それまでは子供の成長記録は写真に限ると言っていたけれど、口の遅かった碧がちょうどその頃によく喋り始めたこともあって、少しずつ動画にシフトしていた。
喋ると言ってもそこは女の子と違って、「おいしいねー」「これナニ?」「アオくんも(ちょうだい)」といった程度。ミニカーを転がすときには「ブーン」とか「う~う~、きゅうきゅうしゃですよー、どいてくださーい」と語彙が広がるのは男の子だからか。
「アオくん、それは救急車じゃなくて消防車だよ」と亜希子が訂正すると、碧は手元の車を改めて眺め、一旦は「しょーぼーしゃ」と言ってみたものの、しばらくするとすぐに救急車に戻っている。救急車のミニカーも必要だ。
碧が消防車と救急車の見分けが付くようになり、語彙が少しは増えてきたある日、昇太郎が帰宅すると亜希子が日中に撮影したビデオを見せてきた。

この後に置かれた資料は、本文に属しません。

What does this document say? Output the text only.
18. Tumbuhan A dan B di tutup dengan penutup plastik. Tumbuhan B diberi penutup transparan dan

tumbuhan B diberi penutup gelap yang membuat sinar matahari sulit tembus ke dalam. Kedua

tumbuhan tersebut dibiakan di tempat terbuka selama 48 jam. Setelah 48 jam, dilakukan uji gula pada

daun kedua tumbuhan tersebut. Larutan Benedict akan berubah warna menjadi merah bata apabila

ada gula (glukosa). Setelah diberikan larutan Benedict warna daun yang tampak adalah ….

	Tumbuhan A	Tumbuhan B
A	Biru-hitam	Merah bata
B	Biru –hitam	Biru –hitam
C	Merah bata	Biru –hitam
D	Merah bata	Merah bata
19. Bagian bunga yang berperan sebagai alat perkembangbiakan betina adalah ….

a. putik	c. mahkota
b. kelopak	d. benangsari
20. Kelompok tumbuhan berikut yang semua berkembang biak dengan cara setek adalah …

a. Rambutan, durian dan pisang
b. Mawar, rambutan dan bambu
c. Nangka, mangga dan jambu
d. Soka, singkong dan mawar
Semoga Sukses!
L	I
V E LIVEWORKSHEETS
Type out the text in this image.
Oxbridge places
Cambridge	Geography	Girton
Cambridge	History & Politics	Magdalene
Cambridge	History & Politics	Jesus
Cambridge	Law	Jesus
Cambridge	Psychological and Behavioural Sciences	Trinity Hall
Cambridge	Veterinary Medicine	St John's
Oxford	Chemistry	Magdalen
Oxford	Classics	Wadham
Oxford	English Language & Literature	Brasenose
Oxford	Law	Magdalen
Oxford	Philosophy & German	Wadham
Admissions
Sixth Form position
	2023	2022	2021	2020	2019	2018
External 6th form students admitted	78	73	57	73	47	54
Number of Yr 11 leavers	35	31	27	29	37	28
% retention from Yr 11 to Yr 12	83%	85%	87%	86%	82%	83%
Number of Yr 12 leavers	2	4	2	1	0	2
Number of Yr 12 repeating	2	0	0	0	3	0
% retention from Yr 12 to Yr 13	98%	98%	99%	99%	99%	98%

カメラのモニターには顔をくしゃくしゃにして泣いている碧が写っていた。音量を上げると、泣きながら何かを言っているが、何せ号泣に近い泣き方なので何を言っているのかまでは聞き取れない。
昇太郎は「どうしたの?、これ」と亜希子の顔を見る。
「聞いてよ。アオくんたら、酷いんだよ」
「だから、聞いてるよ。何で泣いてるの、アオくんは」
動画の続きを見ていると、左下にパンした画角にこれまた泣いている海が写る。
「ありゃ、ふたりとも泣いてるじゃん、アコ。何があったの?」
「証拠映像は残っていないんだけど、アオくんが遊んでいたところにカイくんがハイハイしてきて、アオくんのミニカーを掴んだの」
「ふむ」
「そしたらアオくんか怒ってカイくんの頭を叩いたわけ」
「まぁ、そうなるわな」
「だから私が、『アオくん、カイくんも一緒に遊びたいって。いじめないで遊んであげて』って言ったの。そしたらアオくん、何て言ったと思う?」
「何て?」
「大きく頷いて『こんどはママがみてないところでいじめる!』って。で、大泣き」
「・・・」
「一体誰が教えたのかしらね? 大して喋れない子供に」
「俺、ではない、よ」
「じゃあ何よ、私が教えたとでも言うの?」
「そんなことは、言ってない」
「じゃあ誰よ」
「きっと他の子が言っているのを聞いたんだろうね」
「てことは、喋れないけど実はかなり理解しているってこと?」
「そうじゃない?」
その日の就寝前、先にベッドにいた昇太郎の横に潜り込んできた亜希子がつくづくと言った。
「天使のようだと思っていた我が子も人の子で、育て方を間違えると大変だね」
昇太郎は心のなかで、きっと亜希子の遺伝子だと思いかけて、慌てて打ち消した。
「大丈夫だよ、俺たちの子はそんな悪い子なわけ無いって」
昇太郎はそう言いながら、布団の中で繋ぐ手にギュッと力を込めた。
幸いあれ以来は、碧が同じような物言いをしたことはない。